What makes Encre Galuchat work is the contradiction at its center. Leather fragrances typically commit to warmth, to smoke, to something predictable. Here, the ozonic quality keeps the leather airy, almost damp. Violet Leaf adds a green snap that most leather compositions skip entirely. The result is a fragrance that smells like nothing adjacent in the Élixir Privé catalog, and nothing obvious in contemporary perfumery.
The evolution
The opening announces itself with a sharp, acrid burst, cardamom and saffron giving way to something mineral and almost chemical. Brazilian orange provides brief sweetness before Nigerian ginger and coriander ground the top. Within twenty minutes, violet arrives and softens everything. The leather appears but keeps its distance. It's present, not dominant. Then the cocoa emerges, not as a note so much as a warmth, a weight that pulls the composition downward. Ambergris adds a salty, animalic sweetness that keeps the drydown from becoming heavy. By the final hours, Cashmere Wood and Musk create a second-skin effect. The oud is a whisper, not a shout.

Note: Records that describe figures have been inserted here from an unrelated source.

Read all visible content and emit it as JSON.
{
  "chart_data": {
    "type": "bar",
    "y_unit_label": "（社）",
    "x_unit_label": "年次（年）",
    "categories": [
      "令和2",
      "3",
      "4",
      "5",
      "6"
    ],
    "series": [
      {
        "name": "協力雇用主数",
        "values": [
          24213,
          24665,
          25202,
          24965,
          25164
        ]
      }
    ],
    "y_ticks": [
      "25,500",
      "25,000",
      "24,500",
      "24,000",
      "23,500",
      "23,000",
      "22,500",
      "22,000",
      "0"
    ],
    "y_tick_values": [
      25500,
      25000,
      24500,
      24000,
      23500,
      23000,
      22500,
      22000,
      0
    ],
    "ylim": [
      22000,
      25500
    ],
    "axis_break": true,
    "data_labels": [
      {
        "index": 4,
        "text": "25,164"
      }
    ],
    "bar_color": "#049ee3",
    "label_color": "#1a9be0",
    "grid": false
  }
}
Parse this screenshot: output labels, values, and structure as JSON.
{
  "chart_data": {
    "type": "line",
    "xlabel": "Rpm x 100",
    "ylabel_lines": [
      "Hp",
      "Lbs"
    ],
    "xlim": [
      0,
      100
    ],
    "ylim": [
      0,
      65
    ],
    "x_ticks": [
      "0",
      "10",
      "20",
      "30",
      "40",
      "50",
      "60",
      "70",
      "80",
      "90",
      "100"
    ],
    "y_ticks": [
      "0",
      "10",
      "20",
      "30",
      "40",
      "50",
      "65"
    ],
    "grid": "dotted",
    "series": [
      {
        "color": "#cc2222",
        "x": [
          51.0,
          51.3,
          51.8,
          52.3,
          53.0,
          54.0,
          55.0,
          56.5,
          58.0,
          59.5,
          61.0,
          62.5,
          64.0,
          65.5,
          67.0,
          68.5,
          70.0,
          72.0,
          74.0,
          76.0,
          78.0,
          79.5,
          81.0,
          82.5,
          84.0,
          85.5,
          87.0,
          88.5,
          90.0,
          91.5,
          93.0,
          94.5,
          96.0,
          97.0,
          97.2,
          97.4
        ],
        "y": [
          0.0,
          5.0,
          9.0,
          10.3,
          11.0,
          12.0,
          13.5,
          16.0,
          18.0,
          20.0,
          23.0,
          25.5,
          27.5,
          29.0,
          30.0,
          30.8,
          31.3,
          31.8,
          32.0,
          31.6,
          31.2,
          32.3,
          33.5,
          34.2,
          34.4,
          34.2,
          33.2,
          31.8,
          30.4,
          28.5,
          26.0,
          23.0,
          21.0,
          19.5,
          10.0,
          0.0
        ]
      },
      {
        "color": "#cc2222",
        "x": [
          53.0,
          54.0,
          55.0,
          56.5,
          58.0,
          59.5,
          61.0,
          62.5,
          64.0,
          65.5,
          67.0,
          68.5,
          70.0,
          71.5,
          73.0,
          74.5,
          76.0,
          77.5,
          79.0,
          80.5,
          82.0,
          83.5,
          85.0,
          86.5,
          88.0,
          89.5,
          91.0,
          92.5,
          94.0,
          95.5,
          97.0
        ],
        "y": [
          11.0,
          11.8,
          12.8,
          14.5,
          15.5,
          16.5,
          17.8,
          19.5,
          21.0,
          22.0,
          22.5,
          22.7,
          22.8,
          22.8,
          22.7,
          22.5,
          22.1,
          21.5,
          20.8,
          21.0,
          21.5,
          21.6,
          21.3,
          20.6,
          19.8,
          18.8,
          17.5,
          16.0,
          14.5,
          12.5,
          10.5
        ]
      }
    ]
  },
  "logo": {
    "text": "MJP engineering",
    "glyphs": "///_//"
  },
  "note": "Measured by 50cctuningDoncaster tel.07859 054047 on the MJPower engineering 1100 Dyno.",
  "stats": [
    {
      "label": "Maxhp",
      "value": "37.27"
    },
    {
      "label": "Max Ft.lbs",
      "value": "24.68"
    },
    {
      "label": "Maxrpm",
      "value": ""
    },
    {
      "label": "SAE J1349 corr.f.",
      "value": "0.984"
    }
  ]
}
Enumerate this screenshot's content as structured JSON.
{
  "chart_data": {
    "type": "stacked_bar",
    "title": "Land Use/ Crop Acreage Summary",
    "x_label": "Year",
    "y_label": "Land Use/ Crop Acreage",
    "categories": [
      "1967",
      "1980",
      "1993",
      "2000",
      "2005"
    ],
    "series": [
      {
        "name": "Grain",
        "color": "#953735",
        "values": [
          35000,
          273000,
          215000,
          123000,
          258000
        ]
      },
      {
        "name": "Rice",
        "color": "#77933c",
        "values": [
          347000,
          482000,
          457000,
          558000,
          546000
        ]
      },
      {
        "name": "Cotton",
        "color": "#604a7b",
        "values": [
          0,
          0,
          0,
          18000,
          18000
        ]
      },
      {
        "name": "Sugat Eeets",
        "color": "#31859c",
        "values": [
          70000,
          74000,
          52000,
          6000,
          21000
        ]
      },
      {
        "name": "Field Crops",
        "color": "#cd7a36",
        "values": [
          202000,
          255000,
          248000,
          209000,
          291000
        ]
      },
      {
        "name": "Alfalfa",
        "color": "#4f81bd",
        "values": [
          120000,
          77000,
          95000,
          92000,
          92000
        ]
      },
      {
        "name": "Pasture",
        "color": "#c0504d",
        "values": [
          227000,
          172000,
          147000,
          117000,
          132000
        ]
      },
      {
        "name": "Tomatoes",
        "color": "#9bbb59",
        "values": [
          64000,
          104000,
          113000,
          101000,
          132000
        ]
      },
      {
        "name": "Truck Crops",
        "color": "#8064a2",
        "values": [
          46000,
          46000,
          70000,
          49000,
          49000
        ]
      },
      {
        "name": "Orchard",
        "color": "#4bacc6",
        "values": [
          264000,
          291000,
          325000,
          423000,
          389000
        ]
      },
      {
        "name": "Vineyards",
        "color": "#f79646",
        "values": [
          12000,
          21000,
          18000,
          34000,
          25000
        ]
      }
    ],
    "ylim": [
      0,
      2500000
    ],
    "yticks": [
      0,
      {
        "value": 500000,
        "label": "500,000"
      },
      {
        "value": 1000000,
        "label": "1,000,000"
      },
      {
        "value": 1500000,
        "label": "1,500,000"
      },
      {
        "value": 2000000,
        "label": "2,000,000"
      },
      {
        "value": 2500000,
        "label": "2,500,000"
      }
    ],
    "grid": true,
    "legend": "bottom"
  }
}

What lingers is the leather-cocoa triad, intimate and close, a quiet signature that rewards those who lean in close enough to notice it.
Cultural impact
Encre Galuchat occupies an unusual position: a fragrance with above-average projection and longevity that remains fundamentally intimate. The leather-centric composition offers a different take on dark leather, approaching the material with subtlety rather than intensity. Élixir Privé has built its catalog on singular olfactory visions rather than commercial strategy, and this release exemplifies that approach. Creative and powerful, as the house describes it, without sacrificing wearability.